Malhadado he sido desde el día mismo de mi nacimiento. Mi desafortunada madre, que acababa de perder a su marido en la mina a la par que daba a luz, decidió abandonar la aldea en la que sobrevivía hasta ese momento. Así que, aprovechando una de las ambulancias que se había acercado para trasladar a los pocos supervivientes del derrumbe y llevándose los escasos bienes que tenía en una pequeña bolsa, nos mudamos aun antes de dar cristiana sepultura a los huesos de mi padre.
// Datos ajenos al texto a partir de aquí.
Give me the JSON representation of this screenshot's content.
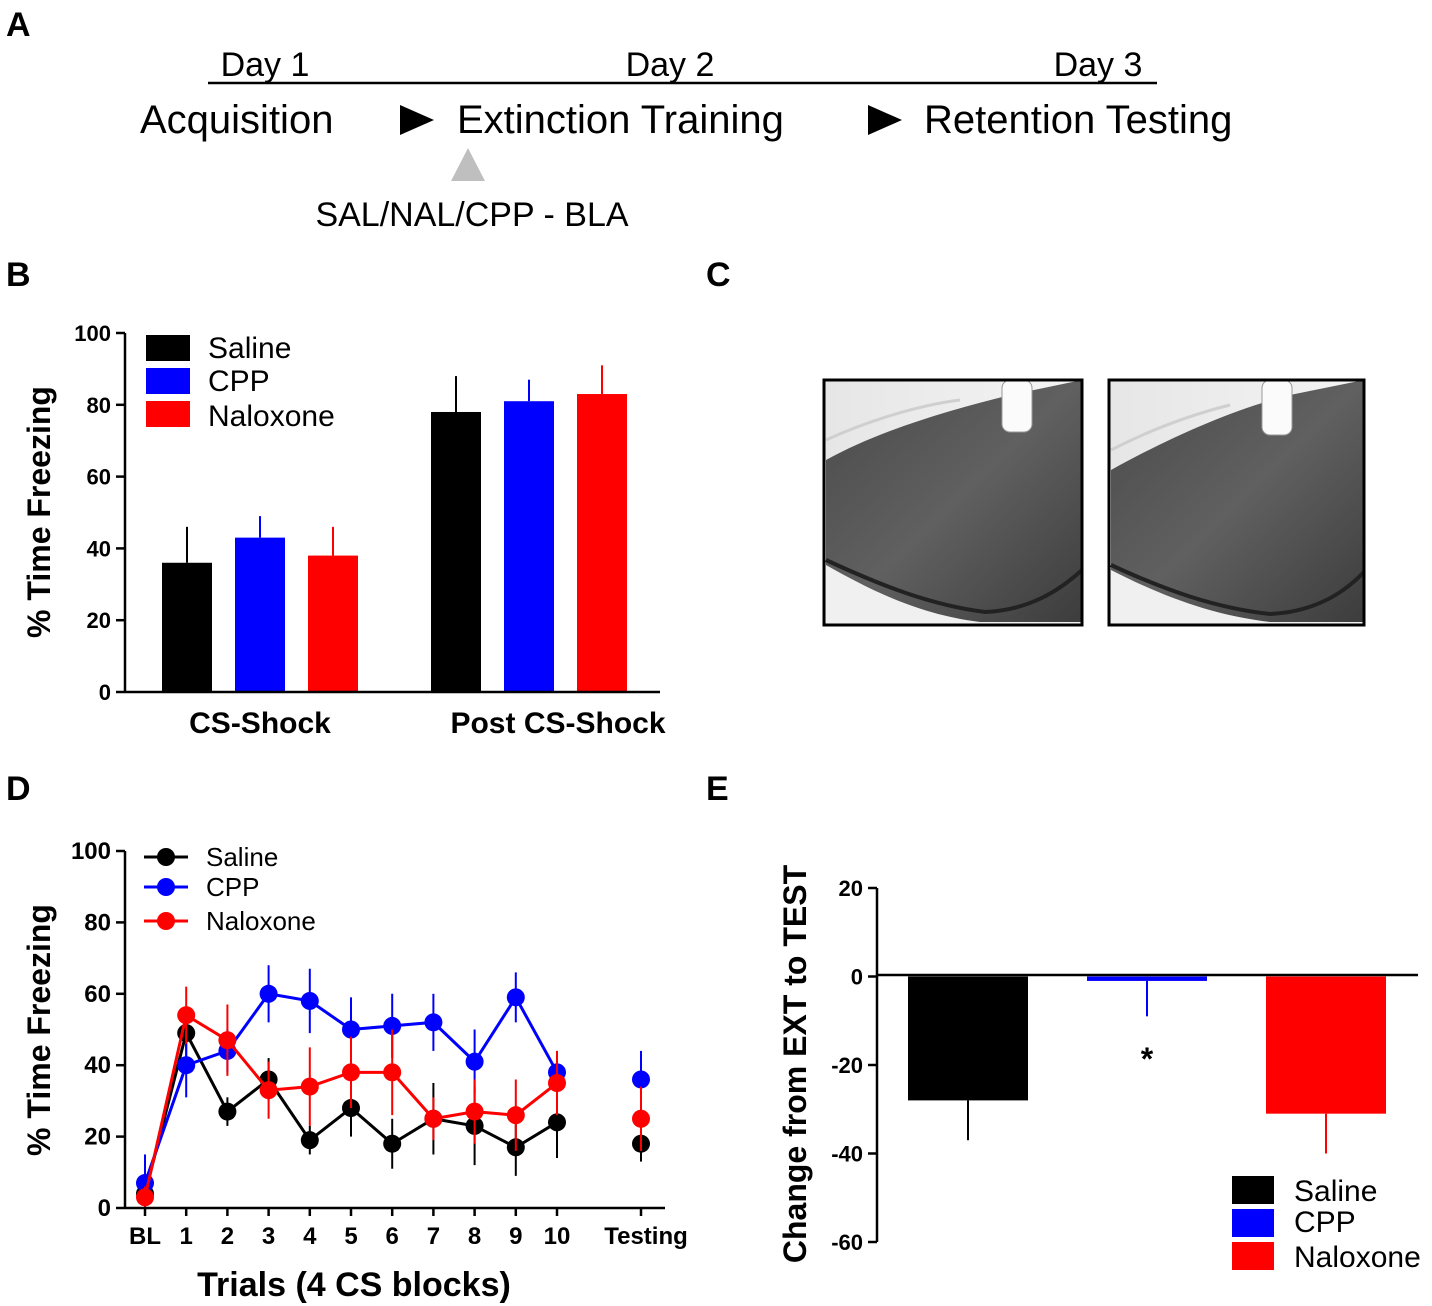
{
  "colors": {
    "saline": "#000000",
    "cpp": "#0000ff",
    "naloxone": "#ff0000",
    "arrow": "#000000",
    "injection_marker": "#bfbfbf"
  },
  "panel_a": {
    "letter": "A",
    "days": [
      "Day 1",
      "Day 2",
      "Day 3"
    ],
    "phases": [
      "Acquisition",
      "Extinction Training",
      "Retention Testing"
    ],
    "arrow_icon": "right-triangle-arrow",
    "marker_icon": "up-triangle-marker",
    "injection_label": "SAL/NAL/CPP - BLA"
  },
  "panel_c": {
    "letter": "C",
    "images": [
      "histology-section-left",
      "histology-section-right"
    ]
  },
  "chart_data": [
    {
      "panel": "B",
      "type": "bar",
      "ylabel": "% Time Freezing",
      "ylim": [
        0,
        100
      ],
      "yticks": [
        "0",
        "20",
        "40",
        "60",
        "80",
        "100"
      ],
      "categories": [
        "CS-Shock",
        "Post CS-Shock"
      ],
      "series": [
        {
          "name": "Saline",
          "color": "#000000",
          "values": [
            36,
            78
          ],
          "errors": [
            10,
            10
          ]
        },
        {
          "name": "CPP",
          "color": "#0000ff",
          "values": [
            43,
            81
          ],
          "errors": [
            6,
            6
          ]
        },
        {
          "name": "Naloxone",
          "color": "#ff0000",
          "values": [
            38,
            83
          ],
          "errors": [
            8,
            8
          ]
        }
      ],
      "legend": "top-left"
    },
    {
      "panel": "D",
      "type": "line",
      "ylabel": "% Time Freezing",
      "xlabel": "Trials (4 CS blocks)",
      "ylim": [
        0,
        100
      ],
      "yticks": [
        "0",
        "20",
        "40",
        "60",
        "80",
        "100"
      ],
      "x": [
        "BL",
        "1",
        "2",
        "3",
        "4",
        "5",
        "6",
        "7",
        "8",
        "9",
        "10"
      ],
      "extra_point_label": "Testing",
      "series": [
        {
          "name": "Saline",
          "color": "#000000",
          "values": [
            4,
            49,
            27,
            36,
            19,
            28,
            18,
            25,
            23,
            17,
            24
          ],
          "errors": [
            3,
            7,
            4,
            6,
            4,
            8,
            7,
            10,
            11,
            8,
            10
          ],
          "testing": 18,
          "testing_error": 5
        },
        {
          "name": "CPP",
          "color": "#0000ff",
          "values": [
            7,
            40,
            44,
            60,
            58,
            50,
            51,
            52,
            41,
            59,
            38
          ],
          "errors": [
            8,
            9,
            6,
            8,
            9,
            9,
            9,
            8,
            9,
            7,
            6
          ],
          "testing": 36,
          "testing_error": 8
        },
        {
          "name": "Naloxone",
          "color": "#ff0000",
          "values": [
            3,
            54,
            47,
            33,
            34,
            38,
            38,
            25,
            27,
            26,
            35
          ],
          "errors": [
            3,
            8,
            10,
            8,
            11,
            10,
            12,
            6,
            9,
            10,
            9
          ],
          "testing": 25,
          "testing_error": 9
        }
      ],
      "legend": "top-left"
    },
    {
      "panel": "E",
      "type": "bar",
      "ylabel": "Change from EXT to TEST",
      "ylim": [
        -60,
        20
      ],
      "yticks": [
        "20",
        "0",
        "-20",
        "-40",
        "-60"
      ],
      "categories": [
        "Saline",
        "CPP",
        "Naloxone"
      ],
      "series": [
        {
          "name": "Saline",
          "color": "#000000",
          "value": -28,
          "error": 9
        },
        {
          "name": "CPP",
          "color": "#0000ff",
          "value": -1,
          "error": 8
        },
        {
          "name": "Naloxone",
          "color": "#ff0000",
          "value": -31,
          "error": 9
        }
      ],
      "annotation": "*",
      "legend": "bottom-right"
    }
  ]
}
De mi progenitor únicamente conozco el nombre, Cándido, y el primer apellido, Rivero, que de él he heredado así como el cabello pelirrojo, ya que mi difunta madre, aparte de para contarme las desgraciadas circunstancias de su muerte, en pocas ocasiones volvió a nombrarlo antes de que la parca se la llevara. Pronto me vi solo en el mundo aunque no desamparado ya que Plácida, una caritativa vecina que nos había tomado cariño desde el mismo momento en que se topó con mi madre dándome el pecho en un recoveco del portal, me acogió en su familia y no dejó que me llevaran al Orfanato de Mineros Asturianos, donde estaba abocado a terminar debido a mi desamparo en el mundo. Crecí, pues, como un miembro más de la familia y cuando llegó el momento de elegir futuro, no dudé en dedicarme a la pesca con la que se ganaban la vida aquellos a los que consideraba hermanos. Junto a Pero y Antón, ambos mayores que yo, aprendí las artes del palangre. Durante los primeros años salí con ellos y el patrón de La Llucrecia de pesca y, aunque la parte del quiñón que me correspondía era minúscula, cubría 2


con ella mis caprichos y me permitía aportar dinero a la economía de la familia que tan generosamente me había acogido. Con lo poco que conseguí ahorrar, por aquel entonces ningún vicio sangraba mis bolsillos, me compré la primera camisa azul celeste, color que combinaba con el de mis ojos, que vestía todos los domingos, día que permanecía en tierra. Fueron los años de mi juventud duros, pero felices. Y si mi afán de aventuras, alimentado desde mi más tierna infancia por los cuentos marinos y la falta de alicientes, no me hubieran llevado a abandonar la seguridad de mi querida Lluarca en busca de otros puertos, ahora estaría contando una historia diferente. Dejé atrás la paz y tranquilidad de la aldea para sumergirme en el bullicio de lo que en aquellos tiempos me pareció una gran ciudad, Vigo, donde pronto conseguí trabajo en un bacaladero con rumbo al mar de Barents. Tras realizar varios viajes y cansado de sufrir el frío ártico, aproveché un descanso obligado en la ciudad para buscarme un nuevo patrón que viajara a mares más cálidos. El destino quiso que embarcara en un buque congelador que iba a faenar en el Índico. Los primeros días los pasé en animada charla con los que eran mis nuevos compañeros y familiarizándome con las faenas que se me habían encomendado. Pero a medida que el barco avanzaba hacia el sur, un terrible malestar, que relacioné con el cambio de temperatura, fue adueñándose de mí y sumiéndome en un extraño mutismo.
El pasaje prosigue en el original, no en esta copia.